Esto sí que era una sorpresa. Arniches contratando a otro detective para hacer su trabajo.

— Llevo muchos años al servicio de la señora Amanda Wilson, y desde que se casó con el señor Wolodarski hay una sociedad secreta llamada El Linimento, que está detrás de ambos, para hacerse con su fortuna, y sobre todo para evitar que cuenten toda la verdad en televisión acerca de los planes de esta sociedad.

— ¿Qué es eso del “linimiento”? —pregunté.

— El Linimento. Es una secta milenaria que está detrás de algunos de los acontecimientos más importantes de la historia —explicó Arniches en voz baja. A nuestro alrededor, en la comisaría, había mucha gente. Pero nadie parecía prestarnos atención—. Terremotos, supuestos accidentes gordos, asesinatos de jefes de Estado… Muchos de estos sucesos están organizados cuidadosamente por los miembros de esta secta, para preservar su negocio.

— ¿Y por qué hacen cosas tan horribles? —ahora preguntaba Susana.

— Por dinero y poder, claro.

— ¿Y por qué han matado a Amanda y Andrew? —yo.

— Eran miembros de la secta, cansados de tantas mentiras y tanta sangría, que decidieron contarle al mundo este secreto.

— ¿Y por qué han elegido a Ángel para cargarle el muerto? —Susana.

— Eso fue culpa mía. Hace tiempo que me siguen, ya que soy su detective privado personal. Y descubrieron que te había contratado, y supongo que te vieron como una presa fácil. Hay muchos chicos jóvenes aficionados a los programas de televisión, que odian a Andrew por haberse casado con Amanda. Supongo que debieron pensar que culpar a Alberto…

— ¡Ángel! —yo.

— …Que culpar a Ángel del asesinato sería más fácil que a un adulto.

— ¡Pero no tienen ninguna prueba de nada! —Susana.

— No les hace falta. Llevan miles de años inventándose pruebas. Sólo necesitan un cabeza de turco.

— Pero si yo no soy turco —yo.

— Eh… Bueno, quiero decir, que al ser un chico tan joven, debieron pensar que sería más fácil convertirte en el asesino. Y es una historia muy atractiva para la prensa.

— No entiendo. No hay ningún testigo, nadie sabe nada, nadie sospecha de Ángel. Es ridículo —Susana.

— Al contrario. Hay muchos testigos. Todo el barrio te vio salir de casa de los Wolodarski con un arma.

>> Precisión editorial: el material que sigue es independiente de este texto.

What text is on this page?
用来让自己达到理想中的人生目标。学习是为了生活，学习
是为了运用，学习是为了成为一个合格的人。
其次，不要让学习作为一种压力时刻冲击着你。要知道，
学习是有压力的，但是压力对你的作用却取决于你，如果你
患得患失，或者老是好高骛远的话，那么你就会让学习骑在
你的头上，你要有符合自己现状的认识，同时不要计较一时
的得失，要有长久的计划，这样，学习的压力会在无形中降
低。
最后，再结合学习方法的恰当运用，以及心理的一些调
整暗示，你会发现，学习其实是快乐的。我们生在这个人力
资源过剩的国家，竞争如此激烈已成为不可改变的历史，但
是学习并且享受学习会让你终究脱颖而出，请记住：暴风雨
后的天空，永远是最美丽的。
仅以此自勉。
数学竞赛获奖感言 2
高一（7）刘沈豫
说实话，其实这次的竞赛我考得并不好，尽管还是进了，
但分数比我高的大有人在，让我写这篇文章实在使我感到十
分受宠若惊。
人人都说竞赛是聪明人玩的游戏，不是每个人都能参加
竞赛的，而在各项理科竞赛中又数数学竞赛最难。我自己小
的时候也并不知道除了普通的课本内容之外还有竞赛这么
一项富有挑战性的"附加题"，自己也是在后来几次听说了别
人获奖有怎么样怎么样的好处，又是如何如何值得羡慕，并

— ¡¿Qué?! Eso es una locura, ¡yo no he hecho nada!

— El Linimento tiene sus herramientas. Anoche algunos de sus Clones estuvieron “peinando” la plaza, armados con sus máquinas de convencimiento hipnótico.

— ¿La nave que vimos ayer sobre la plaza? —dijo Susana.

— Eso es. Era una intervención del equipo. Ahora, casi toda la gente de la zona ha sido inoculada con recuerdos falsos, y cualquiera de ellos podría testificar contra Ángel, convencido de que es un asesino.

— Vale, creo que ya voy entendiendo qué es lo que pasa aquí —no mentía. Por fin empezaba a comprender lo que estaba pasando. Los dos populares personajes televisivos, poderosos, famosos, millonarios y decididos a contarle al mundo todo acerca de El Linimento. Son eliminados. Eligen a un asesino al azar, inocente e inofensivo, simplemente por estar investigando sobre ellos. Dejan pruebas falsas, y tienen armas para cambiar los recuerdos de la población, y que nadie sospeche nada. Ahora soy oficialmente un asesino. Esto es una pesadilla—. Sólo hay una cosa que no entiendo: ¿por qué hay un ciervo ahí en la calle?

— ¿De qué estás hablando? —dijeron Arniches y Susana mirando hacia la puerta de la comisaría.

— Ahí, ¿no lo veis? ¿Por qué hay un ciervo en plena calle, y nadie se para a mirarlo?

— ¿Un qué? Estás loco, ahí no hay nada —Susana me pasó una mano delante de los ojos, pensando que veía visiones. Pero no, yo lo veía claramente. Un ciervo adulto, de un pelaje marrón muy oscuro, se había detenido en la puerta de la comisaría, y miraba fijamente hacia nosotros. Por un momento me asusté bastante, pero enseguida decidí levantarme y acercarme hacia la puerta. Carlos y Susana estaban perplejos, mirándome. Parecía que sólo yo veía a ese ciervo.

Cuando me aproximaba hacia la calle, el ciervo se dio la vuelta y comenzó a caminar despacito, dobló la esquina y desapareció entre la multitud.